Paula puso los ojos en blanco.


—Seguro que te habrás fijado en mi nariz.


—No hay nada malo en tu nariz.


—No, aparte de que es grande, funciona perfectamente bien. Pero imagina esta nariz en la cara de una niña de cinco años, con estas orejas —se retiró la melena de un lado de la cara para enseñarle una.


—Tus orejas tampoco tienen nada de malo. Son como las de Sebastián.


—Por supuesto que no tienen nada de malo. No para un adulto, pero cuando era niña, me llamaban «orejas de elefante». Ahora imagínate a una adolescente alta y desgarbada, con las orejas grandes, teniendo que llevar los mismos vestidos que tan bien había visto que le quedaban a su hermana mayor. No podía quejarme, porque en casa no sobraba el dinero y esa ropa era buena.


—Así fue como empezaste a diseñar tus propios vestidos. Tú me dijiste que comenzaste arreglando la ropa que heredabas de tu hermana.

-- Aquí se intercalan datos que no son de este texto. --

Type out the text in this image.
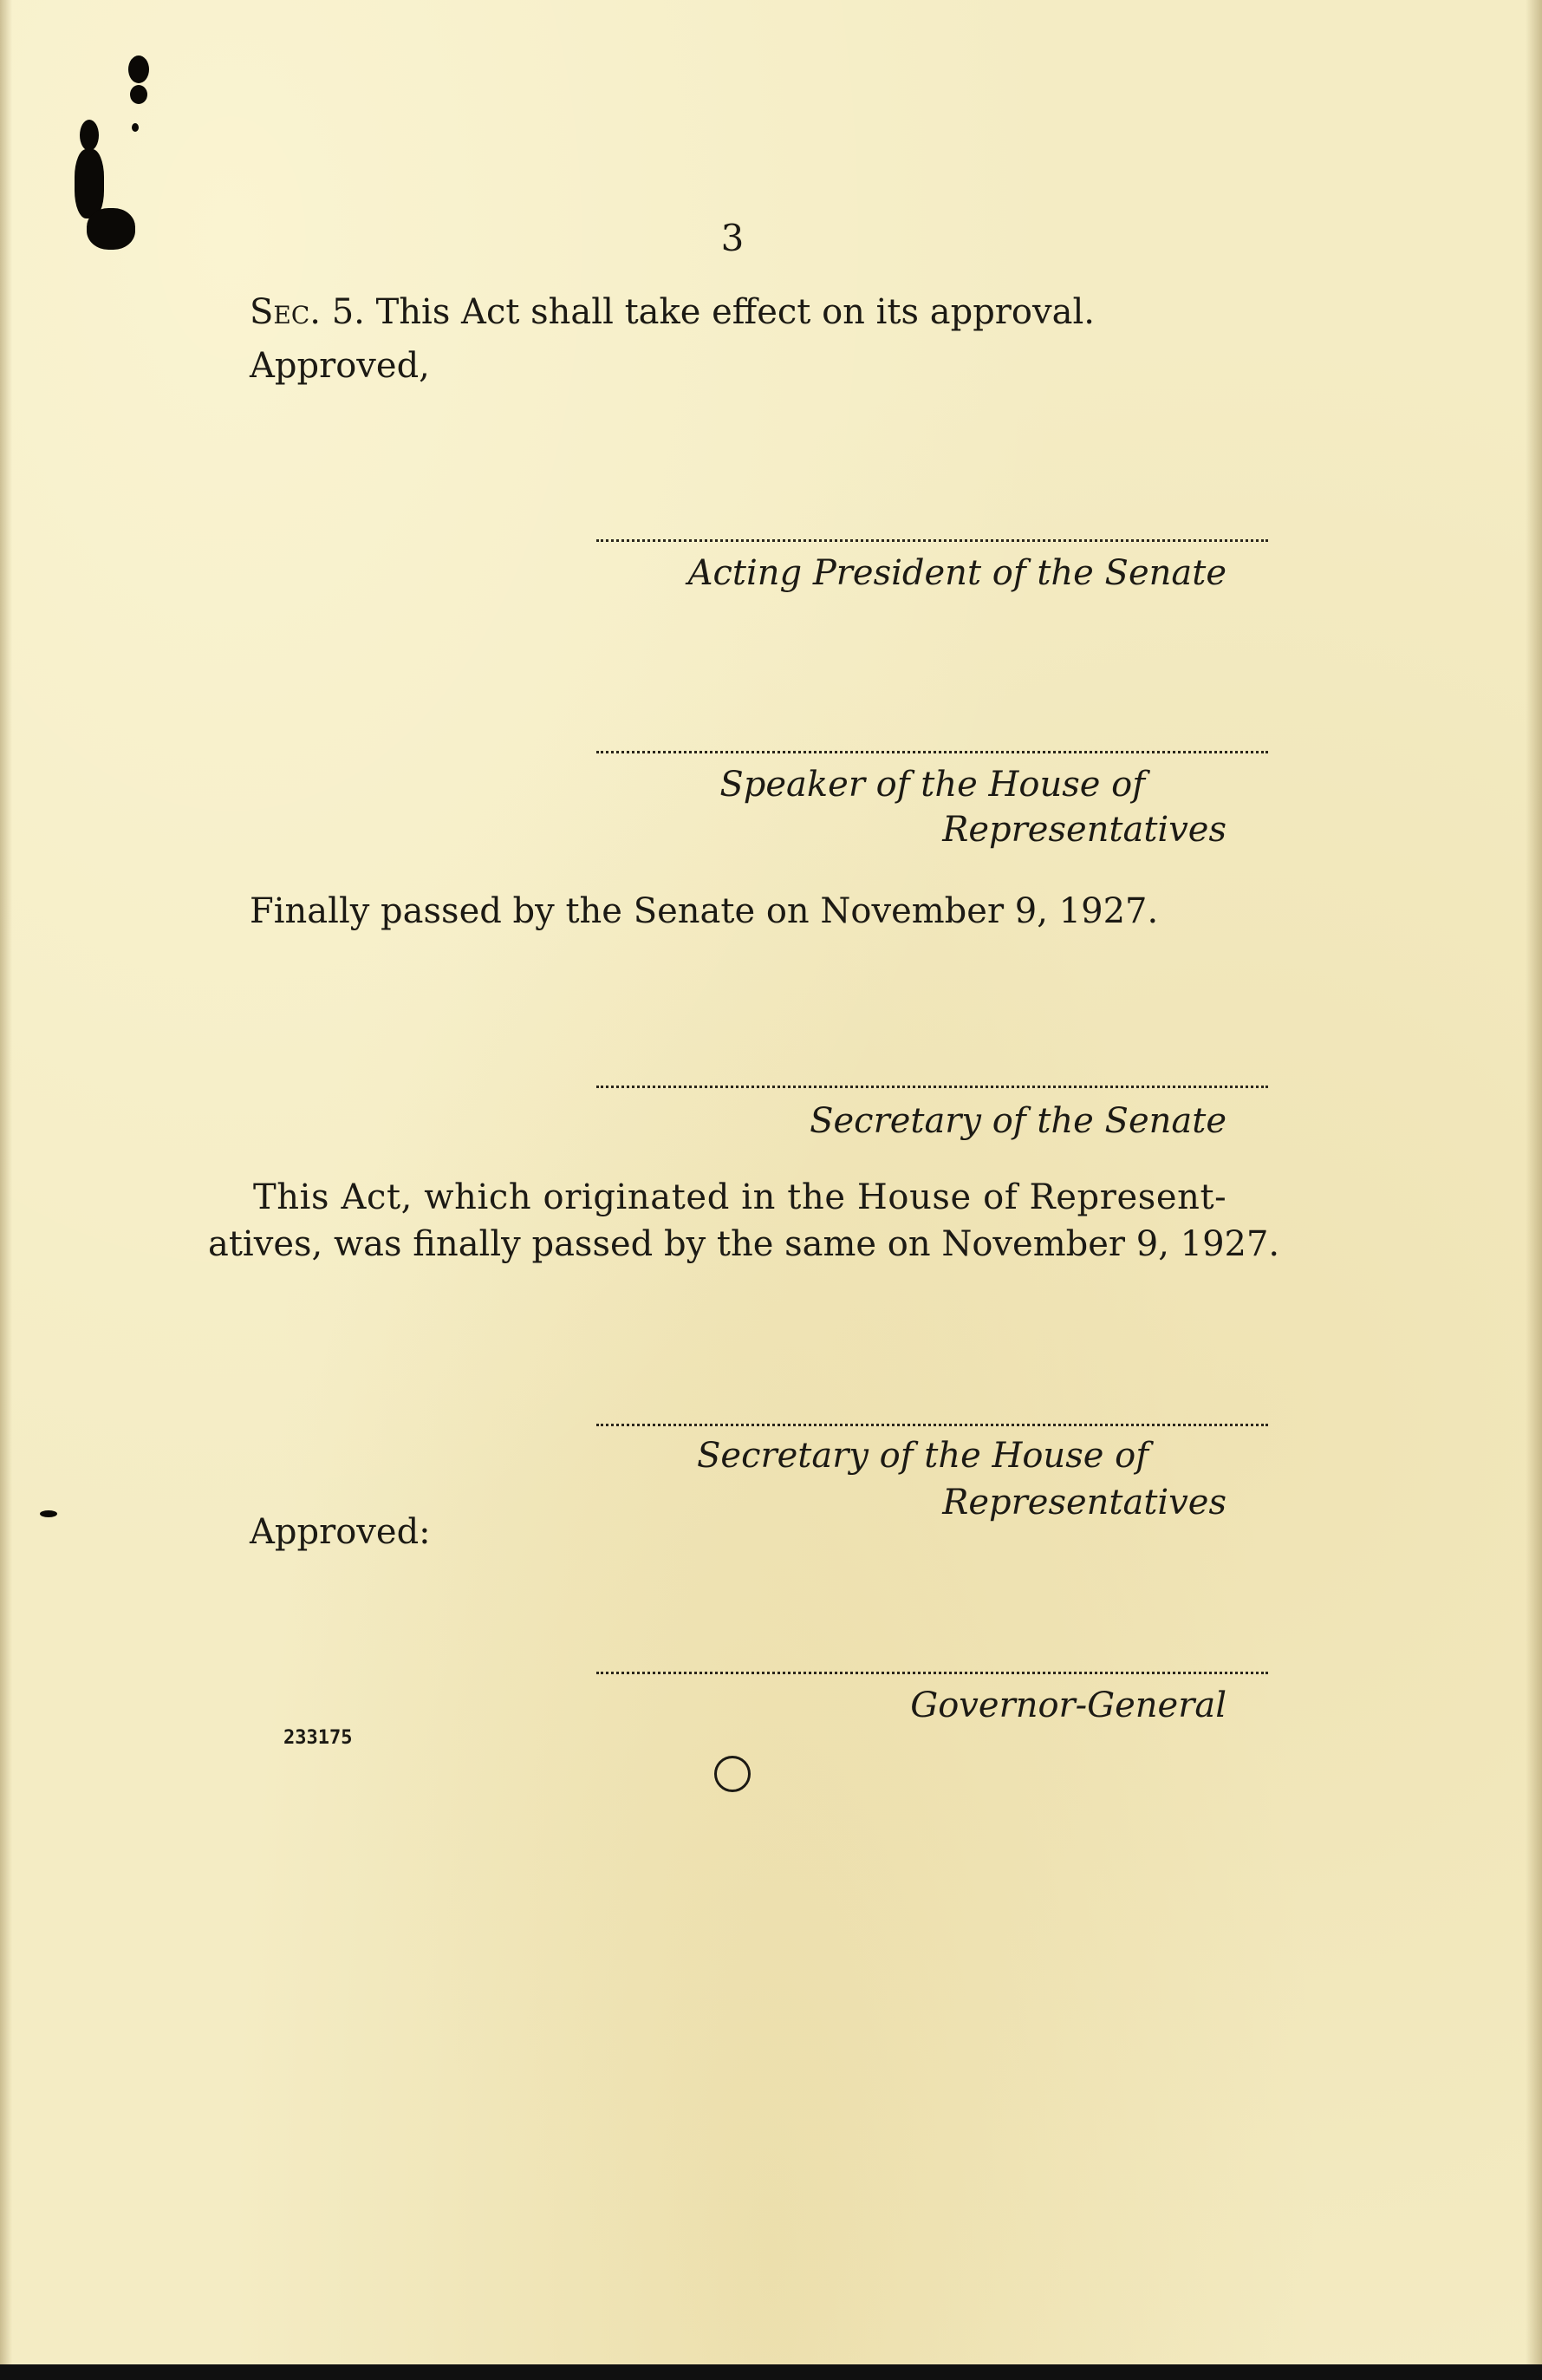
3
Sec. 5. This Act shall take effect on its approval.
Approved,
Acting President of the Senate
Speaker of the House of
Representatives
Finally passed by the Senate on November 9, 1927.
Secretary of the Senate
This Act, which originated in the House of Represent-
atives, was finally passed by the same on November 9, 1927.
Secretary of the House of
Representatives
Approved:
Governor-General
233175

—Eso es. Yo no tenía poder para cambiar mi aspecto, pero sí para hacer que, gracias a la ropa, pareciera hermosa. Además, ya no estaba dispuesta a soportar más bromas relativas a mi apariencia, así que cada vez que alguno de los amigos de Olga me hacía un comentario particularmente hiriente, aprendí a devolvérselo.


—Entiendo —dijo Pedro—. A partir de ese momento, ya no te dejaste pisar por nadie.


—Mi hermana me aconsejaba que no fuera tan directa y descarada. Decía que de esa manera nunca me saldría novio, pero yo nunca pensé en tener uno. Encontraba mis diseños mucho más interesantes que los hombres que la rondaban a ella.


—¿Y que pasó después, cuando te fuiste a Moscú? ¿No llegaste a preguntarte si te faltaba algo?


Paula se desplazó a una esquina del sofá, alejándose de su contacto.


—Al principio no. Mi trabajo me mantenía demasiado ocupada. No tenía tiempo para relaciones.


—¿Nunca…?


Le lanzó una elocuente mirada:


—Tengo treinta y dos años, Pedro. No soy virgen. Lo que pasa es que todavía no he conocido a ningún hombre que me interese realmente.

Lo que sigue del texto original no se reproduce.